Comment s’étonner des victoires de Donald Trump ?
Peter Turchin, universitaire russo-américain né en Russie en 1957, exerce à l’Université du Connecticut. Son travail se situe au croisement de l’histoire, de la biologie et des mathématiques ; il est à l’origine d’une théorie historique originale qu’il nomme la cliodynamie, l’étude de l’évolution puis de la disparition des sociétés dans le temps long, en particulier à l’aide de l’outil statistique et mathématique. Pour lui, la question n’est pas « de savoir pourquoi telle société en particulier s’est effondrée, mais pourquoi tous les modèles sociaux finissent par chuter en général ».
Il s’agit ici de son premier ouvrage traduit en français (par Peggy Sastre). Il y étudie l’évolution de sept-cent sociétés, de l’Egypte ancienne aux Etats-Unis d’aujourd’hui, sur dix-mille ans d’histoire, et en retire quatre critères majeurs qui expliquent toutes les crises, selon un schéma récurrent : l’appauvrissement des classes populaires, la surproduction d’élites, une baisse de la confiance dans l’Etat, et une explosion de la dette. Ces facteurs sont à l’origine de tous les bouleversements sociaux, aussi bien dans l’Amérique du XIXe siècle que dans la Chine du XVIIIe siècle ou dans la révolution bolchevique.
Pour P. Turchin, c’est la surproduction des élites qui cause la chute des régimes : il y a dans tout régime une aspiration plus forte à faire partie de l’élite que de nombre de places disponibles. Lorsque les proportions deviennent insoutenables, il y a révolution, chute, disparition… Par exemple, aux Etats-Unis, le nombre de super-riches a explosé : de 66.000 en 1983 à plus de 700.000 aujourd’hui. Cette surproduction est en corrélation avec un appauvrissement des classes moyennes et populaires, dont le bien-être moyen se dégrade peu à peu (ou rapidement). Les moins diplômés voient leurs salaires régresser, et leurs possibilités d’évoluer se réduire. D’où une course aux diplômes : chacun essaie d’échapper à sa classe, ce qui entraîne une aggravation de la production d’élites : presque les deux tiers de la population accèdent désormais à des études universitaires, ce qui crée un déséquilibre entre le nombre de diplômés et le nombre d’emplois requérant ces diplômes (en particulier dans le domaine des sciences humaines). Peu à peu, cette population précarisée se met à rêver d’une « politique du paradis ».
Il analyse notamment le mouvement du wokisme comme émanation de ce principe : une population se radicalise au fur et à mesure de son ressentiment à l’égard d’une société qui ne lui donne pas, ou plus, les mêmes chances d’évolution. De la même manière, il considère Trump comme un aspirant (frustré) à l’élite new-yorkaise, de l’autre côté de l’échiquier : lui aussi veut faire du passé tabula rasa.
Du point de vue de la concurrence entre groupes démographiques, il considère que l’immigration massive désavantage les travailleurs, en contribuant au déclin des salaires, pour servir une élite urbaine qui vit dans les grandes villes grâce à une main-d’œuvre à bon marché : la mise en concurrence des groupes entre eux aboutit à amoindrir puis à faire disparaître leur poids dans les négociations, et donc à la baisse des salaires.
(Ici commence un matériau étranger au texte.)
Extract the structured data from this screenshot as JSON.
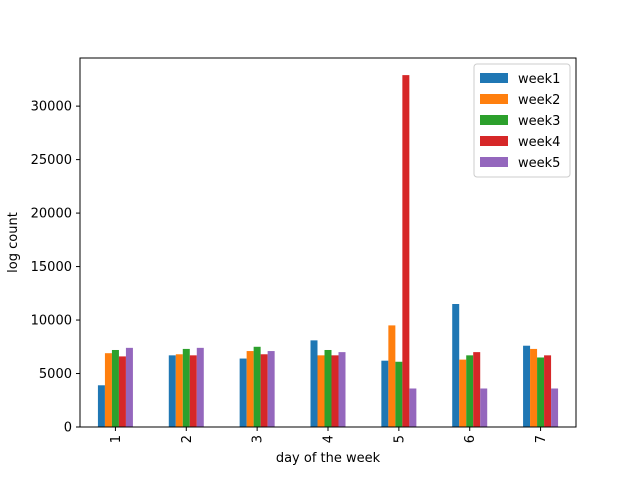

Il montre comment les lois qui ont restreint l’immigration aux Etats-Unis ont abouti à une offre de main-d’œuvre resserrée et à une augmentation des salaires.
Sa théorie trouve de nombreux échos dans notre France actuelle : faut-il donc s’attendre à l’émergence d’un Trump à la française ? La concentration de richesses n’est pas la même qu’aux Etats-Unis, et notre système social, qui coûte « un pognon de dingue », ralentit l’émergence du processus ; mais ses généreux financeurs sont eux-mêmes de moins en moins bien servis …
yann-loïc andré
Peter Turchin, Le Chaos qui vient : élites, contre-élites, et la voie de la désintégration politique, Paris, Le Cherche-Midi, 2024, 448 p.- 23,00 €.